The shop is cash-only and opens at 9:30 a.m. on the weekends. Salgian finds that most students are likely sleeping and don’t carry cash, two factors that may result in their lower level of student regulars.
The Little Chef’s unassuming facade and location on Tulane Street may also be a factor in its relative mystery to the student body.
“I don’t think people come down here unless they’re going to the record store,” said Salgian, adding, “We’re kind of tucked away.” The Little Chef also doesn’t find it necessary to advertise directly to students, given word-of-mouth and its steady stream of regulars.
“It’s a small street,” mused Fils-Aime. “Sometimes it’s difficult for people to notice.”
When asked if he would ever consider moving his pastry shop to a more heavily-trafficked part of Princeton, like Nassau or Witherspoon Street, Fils-Aime responded with a definite no.
“I like where I am right now,” he explained. “It’s a small place, and quiet.”
Harshbarger commented on the serenity of the shop as well. He described his nearly ritualistic pilgrimages to the Little Chef on the weekends as “an escape from campus,” to a place that was “hidden away in plain sight” from students.
Gil Joseph ’25, an international student from Haiti, learned of the shop from a professor and has visited the establishment a few times. He sees the location of the shop as a benefit as well, but for different reasons.
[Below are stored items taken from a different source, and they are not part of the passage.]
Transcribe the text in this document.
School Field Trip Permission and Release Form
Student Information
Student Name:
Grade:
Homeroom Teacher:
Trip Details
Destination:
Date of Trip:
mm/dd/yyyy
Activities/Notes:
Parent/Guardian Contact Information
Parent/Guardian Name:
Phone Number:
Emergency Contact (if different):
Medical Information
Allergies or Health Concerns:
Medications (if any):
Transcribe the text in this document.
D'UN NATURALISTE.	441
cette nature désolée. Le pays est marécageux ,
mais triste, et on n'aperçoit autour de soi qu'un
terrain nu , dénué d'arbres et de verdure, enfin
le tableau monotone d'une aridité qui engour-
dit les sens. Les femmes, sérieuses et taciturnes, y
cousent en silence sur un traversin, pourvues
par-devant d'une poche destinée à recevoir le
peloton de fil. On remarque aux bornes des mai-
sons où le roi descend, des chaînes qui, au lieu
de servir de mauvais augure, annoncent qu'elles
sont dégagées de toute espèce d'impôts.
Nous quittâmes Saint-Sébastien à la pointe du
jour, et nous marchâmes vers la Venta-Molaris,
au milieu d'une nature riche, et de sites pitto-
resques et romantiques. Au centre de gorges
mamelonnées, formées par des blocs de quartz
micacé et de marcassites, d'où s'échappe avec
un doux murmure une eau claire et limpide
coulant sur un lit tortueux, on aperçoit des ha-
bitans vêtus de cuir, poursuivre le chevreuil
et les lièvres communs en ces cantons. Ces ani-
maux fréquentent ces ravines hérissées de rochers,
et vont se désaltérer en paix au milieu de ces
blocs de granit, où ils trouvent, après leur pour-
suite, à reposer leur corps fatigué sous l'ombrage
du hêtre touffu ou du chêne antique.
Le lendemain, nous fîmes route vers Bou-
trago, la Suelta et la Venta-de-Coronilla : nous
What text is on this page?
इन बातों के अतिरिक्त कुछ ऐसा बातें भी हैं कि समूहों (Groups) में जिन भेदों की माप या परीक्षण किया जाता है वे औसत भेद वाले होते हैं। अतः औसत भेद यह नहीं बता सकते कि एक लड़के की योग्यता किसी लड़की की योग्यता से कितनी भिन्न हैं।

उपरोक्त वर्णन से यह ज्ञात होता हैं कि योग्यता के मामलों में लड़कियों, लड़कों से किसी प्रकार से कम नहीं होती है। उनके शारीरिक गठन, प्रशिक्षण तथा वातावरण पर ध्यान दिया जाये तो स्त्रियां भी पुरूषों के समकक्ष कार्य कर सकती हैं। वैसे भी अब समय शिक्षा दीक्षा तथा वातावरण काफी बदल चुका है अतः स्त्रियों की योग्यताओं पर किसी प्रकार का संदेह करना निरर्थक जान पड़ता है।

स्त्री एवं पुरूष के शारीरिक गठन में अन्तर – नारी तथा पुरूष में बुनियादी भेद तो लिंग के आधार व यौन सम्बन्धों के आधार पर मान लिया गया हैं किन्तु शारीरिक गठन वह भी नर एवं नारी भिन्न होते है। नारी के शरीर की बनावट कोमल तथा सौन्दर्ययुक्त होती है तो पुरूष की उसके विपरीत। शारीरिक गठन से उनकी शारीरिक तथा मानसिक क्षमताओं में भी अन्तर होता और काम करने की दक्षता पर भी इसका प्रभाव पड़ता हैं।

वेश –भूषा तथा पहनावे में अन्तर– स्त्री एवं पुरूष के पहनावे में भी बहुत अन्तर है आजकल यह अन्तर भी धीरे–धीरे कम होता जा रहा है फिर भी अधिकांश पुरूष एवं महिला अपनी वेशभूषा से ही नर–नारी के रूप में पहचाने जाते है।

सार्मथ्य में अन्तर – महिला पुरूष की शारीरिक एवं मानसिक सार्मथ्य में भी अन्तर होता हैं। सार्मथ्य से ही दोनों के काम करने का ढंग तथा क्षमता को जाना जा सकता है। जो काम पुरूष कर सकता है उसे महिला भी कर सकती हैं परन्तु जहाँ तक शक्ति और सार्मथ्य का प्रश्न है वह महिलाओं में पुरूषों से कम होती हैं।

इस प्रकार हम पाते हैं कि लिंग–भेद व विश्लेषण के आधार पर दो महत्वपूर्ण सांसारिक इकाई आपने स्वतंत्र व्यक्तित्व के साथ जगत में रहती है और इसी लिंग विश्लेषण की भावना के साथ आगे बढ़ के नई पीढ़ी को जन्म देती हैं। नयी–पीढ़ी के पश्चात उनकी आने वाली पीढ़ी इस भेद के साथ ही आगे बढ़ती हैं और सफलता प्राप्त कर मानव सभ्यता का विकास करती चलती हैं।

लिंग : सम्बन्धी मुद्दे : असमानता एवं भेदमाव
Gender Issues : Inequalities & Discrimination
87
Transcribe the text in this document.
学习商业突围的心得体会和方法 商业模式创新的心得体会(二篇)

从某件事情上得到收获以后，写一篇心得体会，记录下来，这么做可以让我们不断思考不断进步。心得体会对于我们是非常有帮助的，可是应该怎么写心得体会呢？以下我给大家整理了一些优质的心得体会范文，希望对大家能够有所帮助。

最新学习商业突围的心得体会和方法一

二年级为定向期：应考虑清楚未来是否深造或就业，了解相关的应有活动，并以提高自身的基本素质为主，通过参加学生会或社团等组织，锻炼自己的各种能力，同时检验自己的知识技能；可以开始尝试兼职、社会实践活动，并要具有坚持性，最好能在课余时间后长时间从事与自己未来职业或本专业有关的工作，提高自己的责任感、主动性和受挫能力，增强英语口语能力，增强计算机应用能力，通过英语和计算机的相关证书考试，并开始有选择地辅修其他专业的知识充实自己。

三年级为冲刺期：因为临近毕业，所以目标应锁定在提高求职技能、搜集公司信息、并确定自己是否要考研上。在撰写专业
“There’s something about this being inconvenient that is actually good,” he said, “Because it forces us to be more intentional about certain things and take time out of our days to wander into town.”
For Joseph, interaction with these small businesses in the Princeton area serves a larger purpose than just renowned croissants.
“I wish there was a lot more intentionality for us to engage with the town,” he said. “Get to know it because we are here for four years.”
Joseph noted how student involvement with the town has often been with the closer, more easily accessible places on campus and highlighted the importance of engaging further with Princeton’s establishments and history.
He added, “I would love to be able to support a business like this that has been around for a while, that’s run by one guy … a small, minority owned bakery.”
For Rachumallu, who continues to frequent the shop, The Little Chef has become a large part of her life at Princeton.
“It’s just an unexpected place of gathering that has just popped up in my life. And I’m very grateful for it,” Rachumallu added, laughing before finishing, “And I’m also grateful for the croissants!”
Mira Eashwaran is a staff Features writer.